開催中の「第9回沖縄国際映画祭」にて、劇場版『火花』のクランクアップ記者会見が行われ、監督を務めた板尾創路さんが登壇しました。

板尾創路さん

第153回芥川賞を受賞したピース・又吉直樹さんの「火花」をもとに、菅田将暉桐谷健太をW主演に迎えた本作。

板尾監督は、ひとまず無事にクランクアップを迎えられてほっとしているとコメント。クランクイン当時は、春先の不安定な天候から不安を感じていたといいますが「いざ撮影が始まってみると天候にめぐまれ、雨がほしいというシーンで見事に降るなど天気が味方してくれて、無事クランクアップを迎えることができた。だから映画もきっと成功します(笑)」と安堵と手応えを感じている様子をみせていました。

また、菅田将暉、桐谷健太という超多忙のふたりをW主演に迎えたことで、スケジュールはかなりタイトだった様子。しかしこのキャスティングは「望んでいたふたりだった」と明かし、特に菅田さんは「実際にお客さんの前に立ってネタをやらなくてはいけなかったですが、いざお客さんの前に立つとうまく力が抜けていて、裏できっと努力していたんだろうと思いました。だからこそ、こわいという思いもありましたが、できるかぎりふたりに任せてしまおうと思えました」と演者への信頼をのぞかせました。

今作はご存知のとおり、ピース・又吉直樹さんの第153回芥川賞受賞作「火花」が原作。又吉さんとは何か話したか、という質問に監督は、「すべておまかせします」との言葉をもらえたと嬉しくもプレッシャーを感じている表情を浮かべていました。しかし、編集前の映像をいち早く観た又吉さんから「(原作の)残してほしいと思っていたところを残してもらえてうれしい」と言ってもらえたと笑顔をみせました。

火花
(C)2017『火花』製作委員会

残念ながらこの日の会見に菅田さん、桐谷さんの姿はなかったものの、クランクアップ直後のすっきりとした表情のコメントが。

徳永役を演じた菅田さんは「お笑い芸人を演じられるなんて一生に一度のことだと思います。漫才をやるシーンではお客さんの前で本当にネタをやりましたが、相方役の川谷修士さん(2丁拳銃)が支えてくれて、もし目の前に崖があって落ちるというときでもちゃんと受け止めてくれると言い切れるくらいの安心感がありました」とエピソードを語りました。

徳永の先輩・神谷役の桐谷さんは「たのしかったけど苦しさもあった現場でしたが、徳永や相方に支えられ、板尾監督が優しい目で見守ってくれて、二度とこんな役はやれないんじゃないかと、奇跡だと感じています」と感無量の様子。

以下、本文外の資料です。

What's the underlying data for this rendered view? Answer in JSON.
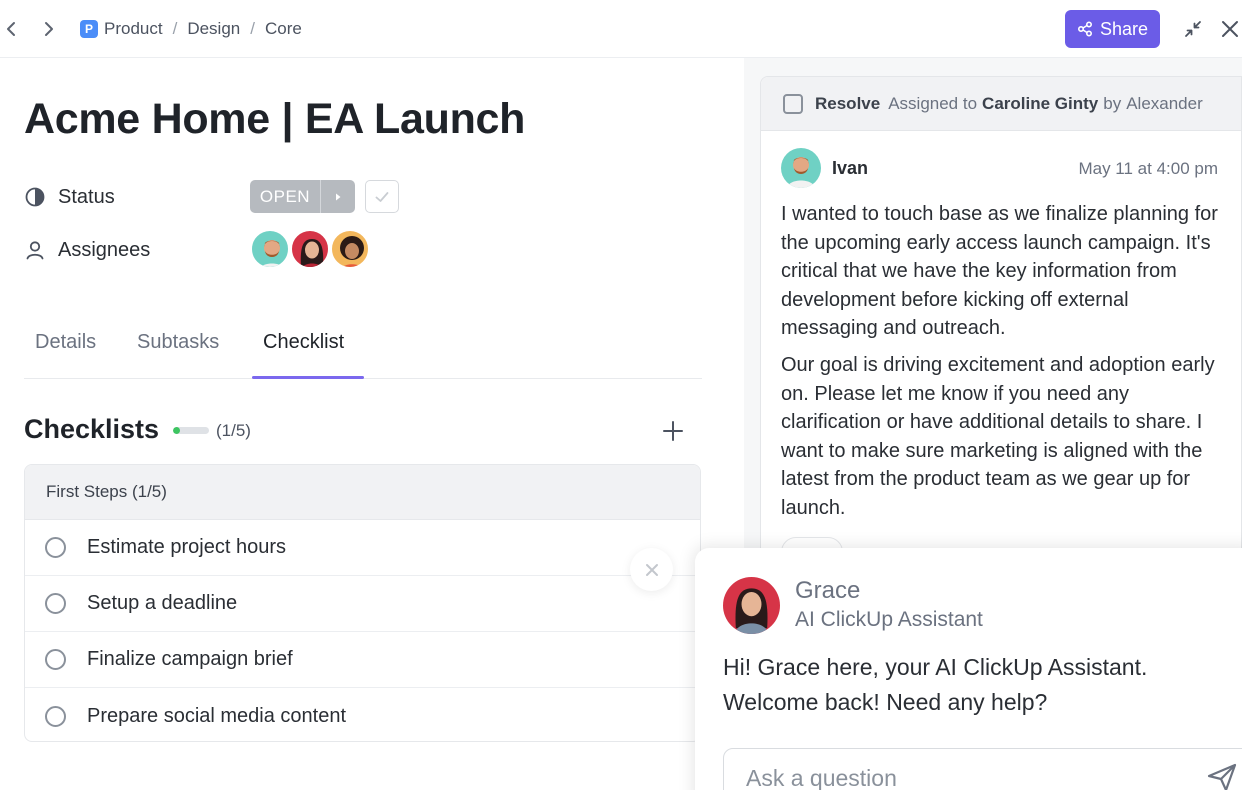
{
  "breadcrumb": {
    "space_badge": "P",
    "items": [
      "Product",
      "Design",
      "Core"
    ],
    "separator": "/"
  },
  "header": {
    "share_label": "Share"
  },
  "task": {
    "title": "Acme Home | EA Launch",
    "status_label": "Status",
    "status_value": "OPEN",
    "assignees_label": "Assignees"
  },
  "tabs": [
    {
      "label": "Details",
      "active": false
    },
    {
      "label": "Subtasks",
      "active": false
    },
    {
      "label": "Checklist",
      "active": true
    }
  ],
  "checklists": {
    "title": "Checklists",
    "progress_text": "(1/5)",
    "progress_fraction": 0.2,
    "group_title": "First Steps (1/5)",
    "items": [
      "Estimate project hours",
      "Setup a deadline",
      "Finalize campaign brief",
      "Prepare social media content"
    ]
  },
  "comment": {
    "resolve_label": "Resolve",
    "assigned_prefix": "Assigned to",
    "assignee": "Caroline Ginty",
    "by_prefix": "by",
    "assigner": "Alexander",
    "author": "Ivan",
    "timestamp": "May 11 at 4:00 pm",
    "paragraphs": [
      "I wanted to touch base as we finalize planning for the upcoming early access launch campaign. It's critical that we have the key information from development before kicking off external messaging and outreach.",
      "Our goal is driving excitement and adoption early on. Please let me know if you need any clarification or have additional details to share. I want to make sure marketing is aligned with the latest from the product team as we gear up for launch."
    ]
  },
  "assistant": {
    "name": "Grace",
    "role": "AI ClickUp Assistant",
    "message": "Hi! Grace here, your AI ClickUp Assistant. Welcome back! Need any help?",
    "input_placeholder": "Ask a question"
  },
  "colors": {
    "accent": "#7b68ee",
    "share_button": "#6b5ce7",
    "status_open": "#b6babf",
    "progress_green": "#3dc561",
    "space_badge": "#4b8df8"
  }
}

これから編集に入るという板尾監督。「膨大な漫才のシーンやそのほか素晴らしい映像ばかりが撮れたので、ここから何かを削ぎ落とさなければいけないのがつらい」と語りつつ、「それでも一番素晴らしい形でみなさんにお届けできるのが楽しみです」と会見をしめくくりました。

映画『火花』は2017年11月23日全国東宝系にて公開。

「島ぜんぶでおーきな祭 第9回沖縄国際映画祭」は4月21~23日、沖縄県那覇市をメイン会場に県内各地で開催。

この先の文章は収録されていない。